Citation Numbers: 216 A.D.2d 426, 628 N.Y.S.2d 949, 628 N.Y.S.2d 950
Filed Date: 6/12/1995
Status: Precedential
Modified Date: 1/12/2023
Appeal by the defendant from a judgment of the Supreme Court, Queens
Ordered that the judgment is reversed, on the law, and a new trial is ordered.
Having issued a sua sponte determination that the defense counsel was systematically excluding whites from the jury, the trial court called upon counsel to articulate a nondiscriminatory explanation for his peremptory challenge to the prospective juror who was eventually seated as juror number 11. The defense counsel explained that his challenge was based upon the prospective juror’s statement that she had previously been the victim of two muggings. Although the court made no finding that this explanation was merely pretextual and the extensive colloquy upon which we review the defendant’s present contention (see, People v Scott, 70 NY2d 420, 423-424) reveals no basis for such a finding, the trial court nevertheless ordered the prospective juror seated based upon her assurance that she could consider the evidence in an unbiased manner. This constituted a deprivation of the defendant’s statutory right to exercise peremptory challenges, and a new trial is therefore warranted (see, People v Velasquez, 213 AD2d 505; People v Dixon, 202 AD2d 12; cf., People v Jupiter, 210 AD2d 431).

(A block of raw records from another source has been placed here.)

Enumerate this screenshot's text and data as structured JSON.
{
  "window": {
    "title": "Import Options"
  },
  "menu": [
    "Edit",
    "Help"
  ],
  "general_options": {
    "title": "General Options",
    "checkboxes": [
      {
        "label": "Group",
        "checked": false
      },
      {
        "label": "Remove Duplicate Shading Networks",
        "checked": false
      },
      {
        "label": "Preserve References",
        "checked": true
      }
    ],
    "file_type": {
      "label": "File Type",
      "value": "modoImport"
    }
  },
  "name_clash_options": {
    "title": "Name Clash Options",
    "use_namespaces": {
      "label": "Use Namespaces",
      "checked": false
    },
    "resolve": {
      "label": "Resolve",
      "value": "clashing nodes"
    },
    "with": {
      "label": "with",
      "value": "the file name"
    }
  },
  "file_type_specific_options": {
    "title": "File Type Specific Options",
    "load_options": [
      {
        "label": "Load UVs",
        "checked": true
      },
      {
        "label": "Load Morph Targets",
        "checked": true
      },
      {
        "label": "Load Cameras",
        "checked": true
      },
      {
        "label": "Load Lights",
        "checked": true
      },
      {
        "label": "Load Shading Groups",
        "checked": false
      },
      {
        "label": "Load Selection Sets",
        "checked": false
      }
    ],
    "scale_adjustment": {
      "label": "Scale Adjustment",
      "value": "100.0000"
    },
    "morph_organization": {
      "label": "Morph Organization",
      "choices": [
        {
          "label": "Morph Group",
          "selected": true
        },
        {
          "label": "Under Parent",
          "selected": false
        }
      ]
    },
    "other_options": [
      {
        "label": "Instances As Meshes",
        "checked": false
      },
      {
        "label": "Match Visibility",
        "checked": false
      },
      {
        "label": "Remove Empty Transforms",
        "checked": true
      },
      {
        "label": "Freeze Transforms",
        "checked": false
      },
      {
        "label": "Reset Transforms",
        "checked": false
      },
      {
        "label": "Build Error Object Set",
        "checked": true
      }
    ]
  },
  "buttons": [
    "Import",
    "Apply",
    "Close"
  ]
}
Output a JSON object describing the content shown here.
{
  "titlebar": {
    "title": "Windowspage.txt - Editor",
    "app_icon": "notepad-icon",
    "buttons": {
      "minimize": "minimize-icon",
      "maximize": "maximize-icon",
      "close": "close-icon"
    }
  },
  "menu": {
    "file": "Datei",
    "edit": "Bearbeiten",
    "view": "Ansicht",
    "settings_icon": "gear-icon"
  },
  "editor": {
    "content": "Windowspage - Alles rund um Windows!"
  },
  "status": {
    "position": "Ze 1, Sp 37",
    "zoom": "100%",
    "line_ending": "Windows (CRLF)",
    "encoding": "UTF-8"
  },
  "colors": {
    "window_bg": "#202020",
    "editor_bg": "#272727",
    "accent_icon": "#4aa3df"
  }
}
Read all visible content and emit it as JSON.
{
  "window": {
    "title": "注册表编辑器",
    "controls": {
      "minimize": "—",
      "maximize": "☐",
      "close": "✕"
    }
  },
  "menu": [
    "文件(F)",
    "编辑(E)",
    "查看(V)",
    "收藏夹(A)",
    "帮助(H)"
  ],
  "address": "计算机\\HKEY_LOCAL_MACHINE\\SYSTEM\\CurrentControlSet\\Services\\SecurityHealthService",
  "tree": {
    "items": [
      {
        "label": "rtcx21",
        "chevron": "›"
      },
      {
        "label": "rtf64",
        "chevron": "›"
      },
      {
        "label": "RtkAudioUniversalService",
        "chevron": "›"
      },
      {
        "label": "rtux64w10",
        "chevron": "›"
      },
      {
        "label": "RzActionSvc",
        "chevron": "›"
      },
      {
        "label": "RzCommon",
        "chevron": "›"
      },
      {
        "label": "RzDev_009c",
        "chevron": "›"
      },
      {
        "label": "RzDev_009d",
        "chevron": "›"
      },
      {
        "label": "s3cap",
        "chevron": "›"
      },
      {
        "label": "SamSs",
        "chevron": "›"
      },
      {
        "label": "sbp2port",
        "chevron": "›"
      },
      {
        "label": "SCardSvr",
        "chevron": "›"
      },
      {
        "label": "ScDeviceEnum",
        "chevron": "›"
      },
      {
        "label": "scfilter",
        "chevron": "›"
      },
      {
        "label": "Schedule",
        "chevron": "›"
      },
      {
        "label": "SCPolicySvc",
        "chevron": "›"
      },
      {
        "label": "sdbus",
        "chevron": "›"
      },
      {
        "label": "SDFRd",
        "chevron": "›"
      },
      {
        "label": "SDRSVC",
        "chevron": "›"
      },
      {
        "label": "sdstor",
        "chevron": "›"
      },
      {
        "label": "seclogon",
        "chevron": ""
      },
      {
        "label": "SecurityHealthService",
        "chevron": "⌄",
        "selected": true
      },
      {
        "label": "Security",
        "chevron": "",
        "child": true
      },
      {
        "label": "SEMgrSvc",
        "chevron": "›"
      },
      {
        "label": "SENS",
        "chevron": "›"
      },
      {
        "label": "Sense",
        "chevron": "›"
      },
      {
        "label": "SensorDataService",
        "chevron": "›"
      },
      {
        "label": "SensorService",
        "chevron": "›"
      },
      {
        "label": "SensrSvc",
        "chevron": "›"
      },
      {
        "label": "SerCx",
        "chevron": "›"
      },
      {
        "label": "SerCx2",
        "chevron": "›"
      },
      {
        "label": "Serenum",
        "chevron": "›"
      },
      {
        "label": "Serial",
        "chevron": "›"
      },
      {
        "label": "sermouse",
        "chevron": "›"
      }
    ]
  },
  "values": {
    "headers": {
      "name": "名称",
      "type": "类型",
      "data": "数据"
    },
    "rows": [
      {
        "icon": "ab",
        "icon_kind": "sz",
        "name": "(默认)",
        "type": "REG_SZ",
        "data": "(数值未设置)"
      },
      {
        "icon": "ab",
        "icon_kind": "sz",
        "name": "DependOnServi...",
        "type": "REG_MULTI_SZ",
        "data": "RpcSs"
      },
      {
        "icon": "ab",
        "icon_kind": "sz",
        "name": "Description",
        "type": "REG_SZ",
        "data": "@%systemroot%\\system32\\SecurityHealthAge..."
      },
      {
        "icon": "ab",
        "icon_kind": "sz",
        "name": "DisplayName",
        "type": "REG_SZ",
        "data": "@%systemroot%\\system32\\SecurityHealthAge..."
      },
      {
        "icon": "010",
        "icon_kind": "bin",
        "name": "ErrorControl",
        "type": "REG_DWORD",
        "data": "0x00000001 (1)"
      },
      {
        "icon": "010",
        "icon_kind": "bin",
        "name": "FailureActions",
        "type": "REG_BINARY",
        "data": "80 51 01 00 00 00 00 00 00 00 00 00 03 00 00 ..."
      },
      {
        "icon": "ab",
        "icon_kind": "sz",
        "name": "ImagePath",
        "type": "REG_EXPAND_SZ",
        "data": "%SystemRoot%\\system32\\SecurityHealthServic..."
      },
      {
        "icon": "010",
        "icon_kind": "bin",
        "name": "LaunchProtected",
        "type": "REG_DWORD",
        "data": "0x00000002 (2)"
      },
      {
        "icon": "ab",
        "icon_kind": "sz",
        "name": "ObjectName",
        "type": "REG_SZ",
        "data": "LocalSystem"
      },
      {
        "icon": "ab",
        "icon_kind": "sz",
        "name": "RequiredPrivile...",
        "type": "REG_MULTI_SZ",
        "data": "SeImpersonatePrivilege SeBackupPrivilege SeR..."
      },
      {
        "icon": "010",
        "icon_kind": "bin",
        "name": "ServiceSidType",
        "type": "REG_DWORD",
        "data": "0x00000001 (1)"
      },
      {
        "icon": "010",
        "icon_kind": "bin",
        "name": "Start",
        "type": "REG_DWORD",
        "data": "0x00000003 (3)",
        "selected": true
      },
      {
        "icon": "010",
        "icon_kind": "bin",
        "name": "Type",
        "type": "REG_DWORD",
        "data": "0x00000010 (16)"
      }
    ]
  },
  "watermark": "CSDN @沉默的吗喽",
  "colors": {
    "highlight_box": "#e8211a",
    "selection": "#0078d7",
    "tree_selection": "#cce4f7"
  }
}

Contrary to the defendant’s contention, we find that the People were under no obligation to attempt to contact an assigned attorney who had represented the defendant in an unrelated criminal matter prior to executing an order to remove the defendant from jail and place the defendant in a lineup (cf., People v Coates, 74 NY2d 244, 249). In any event, we note that the defendant was represented at the lineup by an attorney who had been appointed for him by the Queens County Supreme Court. Balletta, J. P., O’Brien, Thompson and Ritter, JJ., concur.